Его честь судья Паттерсон самолично запер кабинет и опустил ключ в жилетный карман. Картину преступления необходимо сохранить нетронутой до приезда полиции, который откладывался на неопределенный срок. Местного констебля так и не удалось разыскать: полицейских в деревушке Мидл-Энн-Вилидж было всего трое и все они дружно укатили куда-то по срочному делу.
Судье Паттерсону пришлось взять ситуацию под контроль самому: пользуясь привилегиями служебного положения, он позвонил в полицейское управление ближайшего города и потребовал срочно выслать в коттедж графини Таффлет инспектора и усиленный полицейский наряд, а гостей графини просил задержаться в доме до их приезда.
Участники печального чаепития неприкаянно слонялись по гостиной.
Только верная профессиональному долгу доктор Уолтроп послала горничную за тазом с холодной водой, намочила салфетку и положила компресс на лоб мисс Львовой, вздрагивавшей от нервной икоты. Вторая мокрая тряпка шлепнулась на лоб Огаста. Ледяные капли попали на ресницы, пришлось прикрыть глаза — теперь все, за кем он наблюдал, превратились в размытые силуэты, похожие на персонажей театра теней.
Простите, графиня, вы, помнится, увлекаетесь рукоделием?
Полагаете, вязание меня утешит?
Нет! Я всего лишь прошу проверить, на месте ли ваши спицы, — объяснил судья.
Графиня Таффлет престала утирать слезы крошечным платочком и прямо-таки затряслась от возмущения:
Как можно? Мистер Паттерсон, от вас я не ожидала подобных инсинуаций! Позвольте напомнить, что я почетный председатель совета попечителей нашей поселковой клиники! Образцовой клиники доктора Форестера, причина смерти которого, заметьте, не установлена!
Думаете, его отравили мышьяком, а потом воткнули спицу в глаз для пущего эффекта? — пожала плечами Мардж. — Кто будет проводить коронерское расследование?
Никто, — отрезал судья. — Никто из присутствующих здесь.
Итак, мы все под подозрением! — скривился доктор Рихтер.

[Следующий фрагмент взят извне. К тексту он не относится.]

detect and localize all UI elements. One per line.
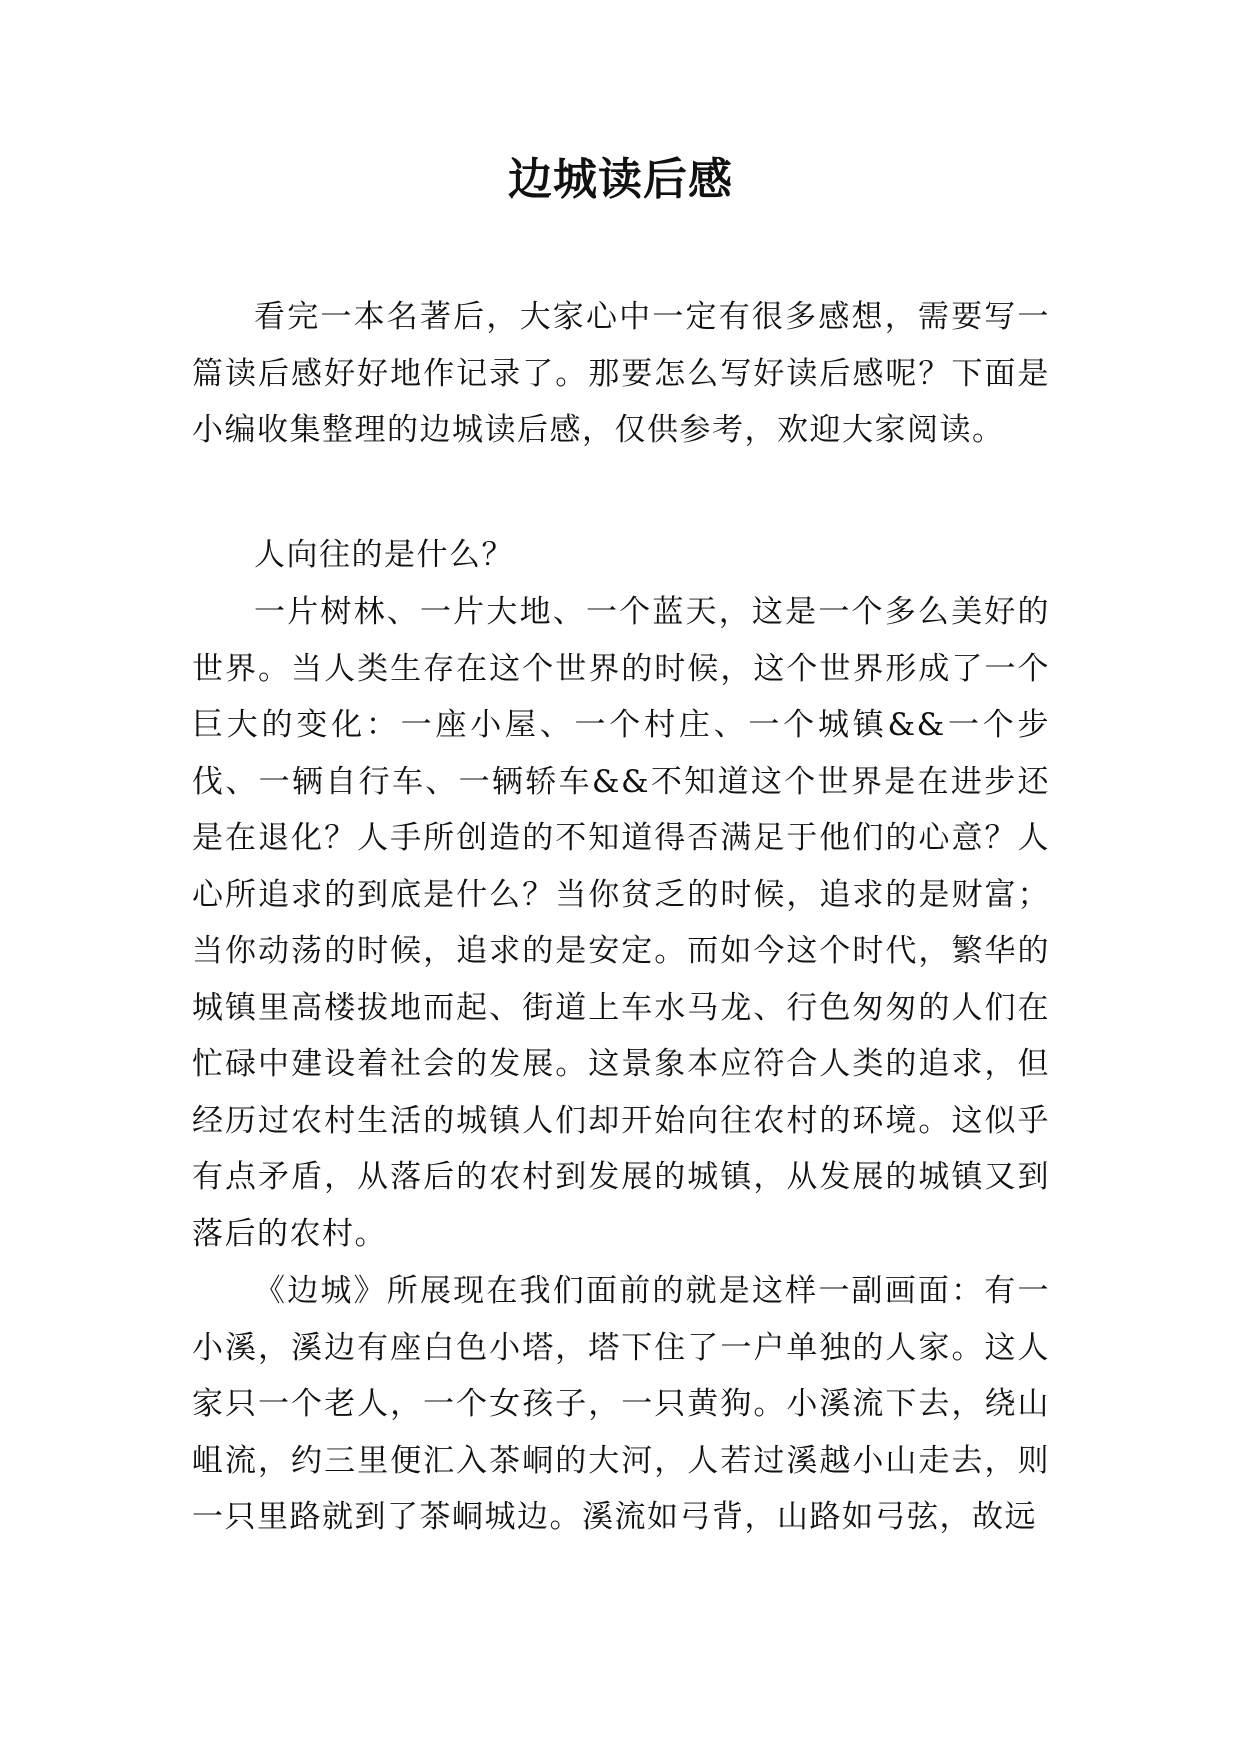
question-paragraph: 人向往的是什么？ (254, 537, 514, 573)
body-paragraph-world: 一片树林、一片大地、一个蓝天，这是一个多么美好的世界。当人类生存在这个世界的时候，这个世界形成了一个巨大的变化：一座小屋、一个村庄、一个城镇&&一个步伐、一辆自行车、一辆轿车&&不知道这个世界是在进步还是在退化？人手所创造的不知道得否满足于他们的心意？人心所追求的到底是什么？当你贫乏的时候，追求的是财富；当你动荡的时候，追求的是安定。而如今这个时代，繁华的城镇里高楼拔地而起、街道上车水马龙、行色匆匆的人们在忙碌中建设着社会的发展。这景象本应符合人类的追求，但经历过农村生活的城镇人们却开始向往农村的环境。这似乎有点矛盾，从落后的农村到发展的城镇，从发展的城镇又到落后的农村。 (192, 594, 1050, 1252)
intro-paragraph: 看完一本名著后，大家心中一定有很多感想，需要写一篇读后感好好地作记录了。那要怎么写好读后感呢？下面是小编收集整理的边城读后感，仅供参考，欢迎大家阅读。 (192, 299, 1050, 448)
document-title: 边城读后感 (508, 154, 733, 205)
body-paragraph-biancheng: 《边城》所展现在我们面前的就是这样一副画面：有一小溪，溪边有座白色小塔，塔下住了一户单独的人家。这人家只一个老人，一个女孩子，一只黄狗。小溪流下去，绕山岨流，约三里便汇入茶峒的大河，人若过溪越小山走去，则一只里路就到了茶峒城边。溪流如弓背，山路如弓弦，故远 (192, 1273, 1050, 1535)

Решать не мне, а инспектору, — судья навис над чайным столом, подобно неприступному утесу, и обвел присутствующих тяжелым взглядом, как из года в год оглядывал притихшую публику в зале судебных заседаний. — Но поверьте моему опыту, леди и джентльмены, — я занимаю кресло судьи больше тридцати лет! — весь мой опыт свидетельствует, что убить человека куда сложнее, чем пишут в детективных романах. Для этого мало расчета, решимости или жгучей ненависти. Чтобы убить человека именно таким образом, нужен определенный навык, который имеется у медицинских работников. Нет нужды раскланиваться раньше времени, доктор Рихтер! Вы не единственный здесь медик — у вас есть коллеги среди прекрасных леди. Не только мисс Уолтроп, но и леди Делия, которая некогда была сестрой милосердия…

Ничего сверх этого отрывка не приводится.